Tuesday, June 24, 2008

Tips for Trading Care

Ah, what a morning! I had a bit of time to myself, since I found another mother to trade care with. It was great: I took a long shower; spent some quality time with Gus, our cat; and made a gourmet lunch and had time to linger over it. Roasted beets on a bed of flash sauteed beet greens with Kalamata olives and a huge chunk of chevre. Yum! This Thursday will be my turn to watch my friend's daughter, and then next Tuesday morning is mine again. Lovely.

Organizing a trade for child care may sound pretty straightforward-- just ask a friend if they want to trade care, right? However, some of my experiences, and several stories I have heard, suggest otherwise. So, here are some areas you might want to discuss when you and your friend decide to give each other a little time off.

1. Which times work best? Discuss up front which times really do and don't work for you. You may feel like you want to be accommodating to your friend, but over the long haul, it needs to work for you too, or it just won't work. So be understanding if someone isn't going to be available in the evenings, even if you are. Decide what feels right and makes sense for your family's needs.

2. Keep track of dates on the calendar.There are two reasons to keep track of every appointment on the calendar. First and most immediate, no one wants to show up at someone's house only to discover that no one's home or that your sweet child wasn't expected. Planning for these times helps everyone transition more easily.
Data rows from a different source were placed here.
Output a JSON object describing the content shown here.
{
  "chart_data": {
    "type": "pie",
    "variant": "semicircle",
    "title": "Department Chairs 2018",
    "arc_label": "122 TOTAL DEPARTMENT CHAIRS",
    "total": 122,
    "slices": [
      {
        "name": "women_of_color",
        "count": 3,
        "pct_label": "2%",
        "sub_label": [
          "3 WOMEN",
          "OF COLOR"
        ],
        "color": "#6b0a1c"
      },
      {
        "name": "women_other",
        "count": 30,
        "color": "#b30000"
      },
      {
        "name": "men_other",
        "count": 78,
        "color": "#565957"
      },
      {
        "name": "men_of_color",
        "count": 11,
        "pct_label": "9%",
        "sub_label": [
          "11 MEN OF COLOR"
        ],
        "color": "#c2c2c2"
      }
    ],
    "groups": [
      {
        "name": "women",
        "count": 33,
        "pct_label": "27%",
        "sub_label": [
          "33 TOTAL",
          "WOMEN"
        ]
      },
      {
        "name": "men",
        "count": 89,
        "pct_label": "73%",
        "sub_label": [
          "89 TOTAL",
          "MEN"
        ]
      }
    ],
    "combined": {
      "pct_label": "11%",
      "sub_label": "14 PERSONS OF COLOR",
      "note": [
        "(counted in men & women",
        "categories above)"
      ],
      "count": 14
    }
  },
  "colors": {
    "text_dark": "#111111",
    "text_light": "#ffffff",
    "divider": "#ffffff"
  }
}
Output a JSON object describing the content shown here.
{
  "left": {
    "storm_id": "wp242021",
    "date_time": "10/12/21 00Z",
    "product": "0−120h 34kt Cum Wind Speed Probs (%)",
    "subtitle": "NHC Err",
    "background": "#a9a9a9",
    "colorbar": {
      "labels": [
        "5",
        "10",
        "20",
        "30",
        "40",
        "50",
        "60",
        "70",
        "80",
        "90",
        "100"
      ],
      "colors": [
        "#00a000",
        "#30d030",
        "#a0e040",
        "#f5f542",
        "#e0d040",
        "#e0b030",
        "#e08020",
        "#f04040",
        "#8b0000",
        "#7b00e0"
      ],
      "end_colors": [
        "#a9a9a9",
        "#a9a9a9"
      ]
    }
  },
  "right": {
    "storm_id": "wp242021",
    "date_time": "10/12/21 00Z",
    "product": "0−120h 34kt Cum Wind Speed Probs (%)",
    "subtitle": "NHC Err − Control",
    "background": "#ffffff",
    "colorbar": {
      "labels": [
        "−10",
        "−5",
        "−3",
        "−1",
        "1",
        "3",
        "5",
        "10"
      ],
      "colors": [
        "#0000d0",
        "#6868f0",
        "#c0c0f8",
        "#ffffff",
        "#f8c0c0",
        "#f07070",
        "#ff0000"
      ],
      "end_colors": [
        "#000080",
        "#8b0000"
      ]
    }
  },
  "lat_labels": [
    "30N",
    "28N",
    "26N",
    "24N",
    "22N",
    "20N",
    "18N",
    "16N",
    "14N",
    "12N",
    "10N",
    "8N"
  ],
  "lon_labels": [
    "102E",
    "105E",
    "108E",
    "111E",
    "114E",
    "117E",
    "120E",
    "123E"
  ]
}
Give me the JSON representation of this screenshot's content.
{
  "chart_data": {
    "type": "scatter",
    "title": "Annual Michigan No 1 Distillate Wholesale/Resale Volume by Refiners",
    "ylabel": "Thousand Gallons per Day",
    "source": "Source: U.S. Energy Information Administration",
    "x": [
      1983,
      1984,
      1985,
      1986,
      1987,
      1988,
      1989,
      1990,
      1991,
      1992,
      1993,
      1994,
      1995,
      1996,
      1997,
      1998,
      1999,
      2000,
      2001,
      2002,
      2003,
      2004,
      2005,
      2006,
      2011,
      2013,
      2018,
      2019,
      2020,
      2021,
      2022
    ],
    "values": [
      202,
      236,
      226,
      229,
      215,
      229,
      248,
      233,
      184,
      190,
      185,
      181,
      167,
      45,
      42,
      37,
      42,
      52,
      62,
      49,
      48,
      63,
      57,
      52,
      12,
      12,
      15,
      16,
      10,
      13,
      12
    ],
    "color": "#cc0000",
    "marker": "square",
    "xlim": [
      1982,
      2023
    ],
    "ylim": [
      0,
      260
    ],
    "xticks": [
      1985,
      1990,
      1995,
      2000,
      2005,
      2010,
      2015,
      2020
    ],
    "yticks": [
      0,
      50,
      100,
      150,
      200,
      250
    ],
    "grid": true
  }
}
Second and more long term, a traded care arrangement will last much longer if both parties feel like they're getting a fair deal. If it's on the calendar, and someone feels like someone else might be taking advantage, it's easy to look at the dates and see if it's true or if this perception is due some other factor.

3. Be thorough in exchanging information.Be sure the other parent knows about allergies to food, if your child is teething (and more prone to biting), if they have had a larger or smaller breakfast, and anything else that will help make the time go smoothly. Exchange phone numbers and emergency numbers. Also speak up about preferences: if you would prefer your child not to watch television or eat sugary snacks, it's better to speak up than to leave the impression that any old thing is fine. Don't inundate the other person with information, but do bring up anything that you feel strongly about.

4. Find someone of like mind. Knowing that your child is with someone who parents in a similar style to yourself really helps. This isn't always possible; part of this depends on how much you need care. If you aren't sure, don't go there. I always think it's a good idea to know the parent for a while and have seen them in action with their own kid. If you don't know their opinions about spanking/swatting or other hot-button topics, it's better to ask up front. The same might be asked about other popular discipline techniques if it matters to you.

5. Bring your child happy and healthy and ready to go. By this, I don't mean sunshine and lollipops, I mean make sure your child hasn't been mysteriously crying all morning, isn't spouting snot from every orifice, and doesn't have an ugly rash. No parent wants their child exposed to germs, so when your kiddo isn't up to snuff, keep them home. Also, it's summer right now, so be sure to put on some sunblock and take care of that last diaper change, if need be, before saying goodbye. It's a nice, considerate thing to do for your child and the other parent.

6. Be clear about time limits. While I was nannying, there was sometimes the occasional parent that would drop their child off late for a playdate and assume that it meant they could pick up just as late. "Well, we got there half an hour late, so I'm going to pick up half-hour late." Um...although it seems logical, it doesn't work that way for a lot of people. The other parent may have something (naps, appointments, etc.) planned and need for you to be on time. This said, if you are late dropping off your child, plan on picking up at the usual time. It's fine to ask if your friend can watch your child for an extra amount of time, but if she agrees, be sure to offer (or bank) that time for her. i.e.--Wilma asks Betty to watch Pebbles for an extra half hour because the mastodon shower was all tied up and she was late arriving to play with BamBam. Next time, Wilma should take BamBam for an extra half hour, or offer to do it at a later date which works for Betty. Betty may decline, but at least that offer is out there, and everyone feels better.

7. Be gracious when someone's availability changes, or if they decide it's just not working for them or their child. All good things come to an end. When one or the other of you decide that it's not going to work anymore, it isn't. If there is time outstanding on one side or the other, find a way to honor that time. It isn't always possible, life isn't always even-steven, but understand that if you want to keep the friendship, finding a way to end things on a good note is important. Ultimately, your child's care is your responsibility and no one else's.

I hope this covers all the bases. Obviously, it's never a good idea to leave your child with someone you don't trust completely, or a friend that has regular falling-outs or arguments with yourself or other friends. Or anyone you know to be extremely litigious. Or with a child you just don't like. Just a good idea not to go down that path. Otherwise, keep everything up front with each other and enjoy your new arrangement. Take care of your new child care arrangement, and it will take care of you.